Filmfest Venedig 2019

Ein Abenteuer im All und ein Rosenkrieg

29.08.2019
von  Gunther Baumann
Hollywood-Glamour am Lido: Scarlett Johansson kam zur Premiere von „Marriage Story“ © Katharina Sartena
Erst ein entfesselter Rosenkrieg zwischen Scarlett Johansson und Adam Driver, die in der Tragikomödie „Marriage Story“ ein Paar in Scheidung spielen. Dann ein spektakuläres Weltraum-Abenteuer mit Brad Pitt, der als Astronaut in „Ad Astra“ die längste Dienstreise seiner Laufbahn antritt. Das 76. Filmfest Venedig hatte an seinem zweiten Tag, dem 29. August, große Film- und Schauspielkunst anzubieten. Beide Produktionen sind im Wettbewerb um den Goldenen Löwen am Start. Für Kinogeher gibt’s allerdings einen Wermutstropfen. Während „Ad Astra“ schon am 19. September auf der großen Leinwand anläuft, wird man „Marriage Story“ dort kaum erleben können. Der Film ist eine Netflix-Produktion.  
Allein in den Weiten des Weltalls: Brad Pitt im großen SciFi-Film „Ad Astra“ © Filmfest Venedig

Ad Astra

Genre: Science Fiction
Regie: James Gray (USA)
Stars: Brad Pitt, Tommy Lee Jones, Liv Tyler, Ruth Negga, Donald Sutherland
Venedig-Premiere: Im Wettbewerb um den Goldenen Löwen

Der Astronaut Roy McBride (Brad Pitt) wird zu Beginn von „Ad Astra“ zu einem geheimen Briefing gebeten. Dort erfährt er: Möglicherweise ist sein Vater, der legendäre Raumfahrer Clifford McBride (Tommy Lee Jones), noch am Leben. Der trat vor 27 Jahren eine Mission an, von der er nie zurückkam. Auf der Suche nach extraterrestrischer Intelligenz flog er bis an die Grenzen des Sonnensystems. Jetzt  vermutet man ihn (falls er noch lebt) in der Gegend des Neptun, viereinhalb Milliarden Kilometer von der Erde entfernt. Roy McBride erhält den Auftrag, mit einer neuen Expedition nach seinem alten Herrn zu suchen. Der besitzt möglicherweise Zugang zu Informationen, von denen das Wohlergehen der Menschheit abhängt.
Science-Fiction-Filme schlagen gern eine von zwei Hauptrichtungen ein.
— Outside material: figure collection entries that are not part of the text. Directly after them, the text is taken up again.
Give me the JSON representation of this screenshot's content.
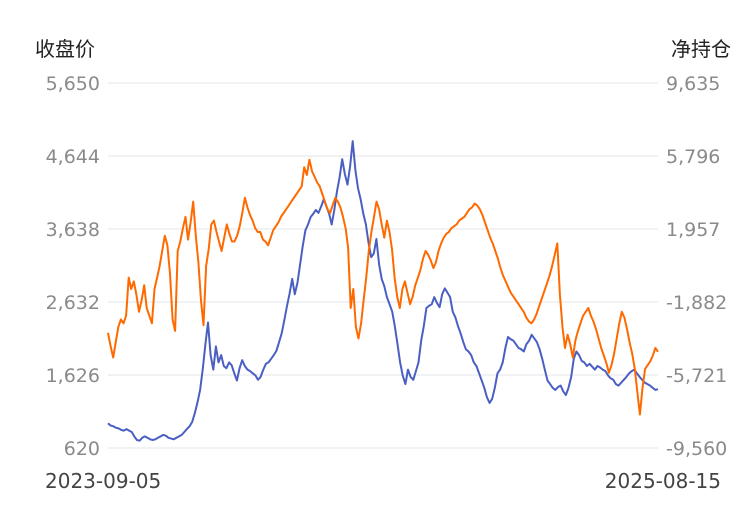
{
  "chart_data": {
    "type": "line",
    "title": "",
    "left_axis_label": "收盘价",
    "right_axis_label": "净持仓",
    "x_start_label": "2023-09-05",
    "x_end_label": "2025-08-15",
    "left_ticks": [
      "5,650",
      "4,644",
      "3,638",
      "2,632",
      "1,626",
      "620"
    ],
    "right_ticks": [
      "9,635",
      "5,796",
      "1,957",
      "-1,882",
      "-5,721",
      "-9,560"
    ],
    "ylim_left": [
      620,
      5650
    ],
    "ylim_right": [
      -9560,
      9635
    ],
    "grid": true,
    "series": [
      {
        "axis": "left",
        "color": "#4a5fc1",
        "values": [
          960,
          930,
          920,
          900,
          890,
          870,
          860,
          880,
          860,
          840,
          780,
          730,
          720,
          760,
          780,
          760,
          740,
          730,
          740,
          760,
          780,
          800,
          790,
          760,
          750,
          740,
          760,
          780,
          800,
          840,
          880,
          920,
          980,
          1100,
          1250,
          1420,
          1700,
          2050,
          2350,
          1900,
          1700,
          2020,
          1800,
          1900,
          1750,
          1720,
          1800,
          1760,
          1650,
          1550,
          1720,
          1830,
          1750,
          1700,
          1680,
          1650,
          1620,
          1560,
          1600,
          1700,
          1780,
          1800,
          1850,
          1900,
          1960,
          2080,
          2200,
          2380,
          2570,
          2750,
          2950,
          2740,
          2900,
          3150,
          3400,
          3620,
          3700,
          3800,
          3850,
          3900,
          3860,
          3950,
          4050,
          3950,
          3850,
          3700,
          3900,
          4150,
          4350,
          4600,
          4400,
          4250,
          4500,
          4850,
          4450,
          4200,
          4050,
          3850,
          3700,
          3450,
          3250,
          3300,
          3500,
          3150,
          2950,
          2850,
          2700,
          2600,
          2500,
          2300,
          2050,
          1800,
          1620,
          1500,
          1700,
          1600,
          1560,
          1680,
          1800,
          2100,
          2300,
          2550,
          2580,
          2600,
          2700,
          2620,
          2560,
          2740,
          2820,
          2760,
          2700,
          2500,
          2420,
          2300,
          2200,
          2080,
          1980,
          1950,
          1900,
          1800,
          1750,
          1650,
          1550,
          1450,
          1320,
          1240,
          1300,
          1450,
          1650,
          1700,
          1800,
          2000,
          2150,
          2120,
          2100,
          2050,
          2000,
          1980,
          1950,
          2050,
          2100,
          2180,
          2130,
          2080,
          1980,
          1850,
          1700,
          1550,
          1500,
          1450,
          1420,
          1460,
          1480,
          1400,
          1350,
          1450,
          1600,
          1850,
          1950,
          1900,
          1820,
          1800,
          1750,
          1780,
          1740,
          1700,
          1750,
          1730,
          1700,
          1680,
          1620,
          1580,
          1560,
          1500,
          1480,
          1520,
          1560,
          1600,
          1650,
          1680,
          1700,
          1650,
          1600,
          1560,
          1520,
          1500,
          1480,
          1450,
          1420,
          1430
        ]
      },
      {
        "axis": "right",
        "color": "#ff6a00",
        "values": [
          -3500,
          -4200,
          -4800,
          -4000,
          -3200,
          -2800,
          -3000,
          -2600,
          -600,
          -1200,
          -800,
          -1500,
          -2400,
          -1800,
          -1000,
          -2200,
          -2600,
          -3000,
          -1200,
          -600,
          0,
          800,
          1600,
          1100,
          -400,
          -2800,
          -3400,
          800,
          1300,
          2000,
          2600,
          1400,
          2300,
          3400,
          1600,
          200,
          -1800,
          -3100,
          0,
          900,
          2200,
          2400,
          1800,
          1300,
          800,
          1500,
          2200,
          1700,
          1300,
          1300,
          1600,
          2100,
          2800,
          3600,
          3100,
          2700,
          2400,
          2000,
          1800,
          1800,
          1400,
          1300,
          1100,
          1500,
          1900,
          2100,
          2300,
          2600,
          2800,
          3000,
          3200,
          3400,
          3600,
          3800,
          4000,
          4200,
          5200,
          4800,
          5600,
          5000,
          4700,
          4400,
          4200,
          3800,
          3400,
          3000,
          2800,
          3200,
          3600,
          3400,
          3100,
          2600,
          2000,
          1000,
          -2200,
          -1200,
          -3200,
          -3800,
          -3000,
          -1800,
          -600,
          800,
          1800,
          2600,
          3400,
          3000,
          2200,
          1500,
          2400,
          1800,
          900,
          -600,
          -1600,
          -2200,
          -1200,
          -800,
          -1400,
          -2000,
          -1600,
          -1000,
          -600,
          -200,
          400,
          800,
          600,
          300,
          -100,
          200,
          800,
          1200,
          1500,
          1700,
          1800,
          2000,
          2100,
          2200,
          2400,
          2500,
          2600,
          2800,
          3000,
          3100,
          3300,
          3200,
          3000,
          2700,
          2300,
          1900,
          1500,
          1200,
          800,
          400,
          -100,
          -500,
          -800,
          -1100,
          -1400,
          -1600,
          -1800,
          -2000,
          -2200,
          -2400,
          -2700,
          -2900,
          -3000,
          -2800,
          -2500,
          -2100,
          -1700,
          -1300,
          -900,
          -500,
          0,
          600,
          1200,
          -1500,
          -3200,
          -4300,
          -3600,
          -4100,
          -4800,
          -3900,
          -3400,
          -3000,
          -2600,
          -2400,
          -2200,
          -2600,
          -2900,
          -3300,
          -3800,
          -4300,
          -4700,
          -5100,
          -5600,
          -5200,
          -4600,
          -3800,
          -3000,
          -2400,
          -2700,
          -3300,
          -4000,
          -4600,
          -5400,
          -6600,
          -7800,
          -6400,
          -5400,
          -5200,
          -5000,
          -4700,
          -4300,
          -4500
        ]
      }
    ]
  }
}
Das Blockbuster-Kino zieht es zu donnernder Action, während die Arthaus-Filmkünstler gern philosophische Themen aus der All-Perspektive erörtern. „Ad Astra“ wählt einen ausgesprochen gut gelungenen Mittelweg. Die Raum-Odyssee ist spannend wie ein Abenteuerfilm, zugleich aber klug und hintergründig wie ein Essay.
Der Film beginnt mit einer spektakulären Katastrophen-Szene,  in der Astronaut Roy McBride alias Brad Pitt gerade noch mit dem Leben davonkommt. Bei einem All-Spaziergang stürzt er von einer nahen Orbit-Station erdwärts – und setzt, gebremst von einem durchlöcherten Fallschirm, unsanft, aber sicher wieder auf.
Bei seiner Expedition in Richtung Neptun muss Roy dann Zwischenstops auf dem Mond und dem Mars einlegen, die in dieser Geschichte längst vom Menschen besiedelt sind. Der Mond, erfährt man, ist eine Kampfzone, in der Armeen und Partisanen aufeinander treffen. Ein blutiges Beispiel für extraterrestrische menschliche Dummheit, das sich filmtechnisch freilich sehr aufregend bebildern lässt.
Visuell ist „Ad Astra“ ein Meisterwerk geworden. Der Film, der in einer nicht näher bestimmten nahen Zukunft spielt,  zeigt die Raumfahrt so, wie man sie sich auch in der Gegenwart vorstellen kann – mit Raketen und mit Astronauten, die in Cockpits nach Art von Flugzeugen sitzen. Von dort schleicht sich der Film dann zu jenen Dingen, die heute noch unvorstellbar sind. Zur Raketenbasis auf dem Mars etwa oder zur Reise bis an die Grenze des Sonnensystems.
Regisseur James Gray zieht den Zuschauer mit suggestiver Kraft in seine Expedition hinein. Der Film ist spannend, die Reise ist kühn,  und als Fundament gibt’s einen coolen und nachdenklichen Brad Pitt,  der das Konstrukt der Story auf seinen starken Schultern trägt.
Als Astronaut soll Pitt also im All seinen verschollenen Vater suchen.  Der Alte, von Tommy Lee Jones mit ruhiger Entschlossenheit gespielt, tritt zu Beginn immer wieder in Rückblenden auf. Ob er noch lebt, ist freilich lange ungewiss. Und ob man ihn finden kann, erst recht. Schließlich ist das Weltall ziemlich groß.
Letztlich dient diese Suche, so abenteuerlich sie inszeniert ist, aber nur als Metapher für die großen  Fragen der Menschheit, nach diesem Woher kommen wir? Wohin gehen wir? Wer sind wir?, auf das niemand eine plausible Antwort weiß. Der Astronaut Roy McCurdy  muss auf seiner Reise erkennen, dass ihn auch die  Milliarden Kilometer, die er zurücklegt, der Lösung dieser elementaren Rätsel nicht wirklich näherbringen. Aber „Ad Astra“, der Film , bietet ihm und den Zuschauern Anregungen in Hülle und Fülle, über solche Themen nachzudenken.  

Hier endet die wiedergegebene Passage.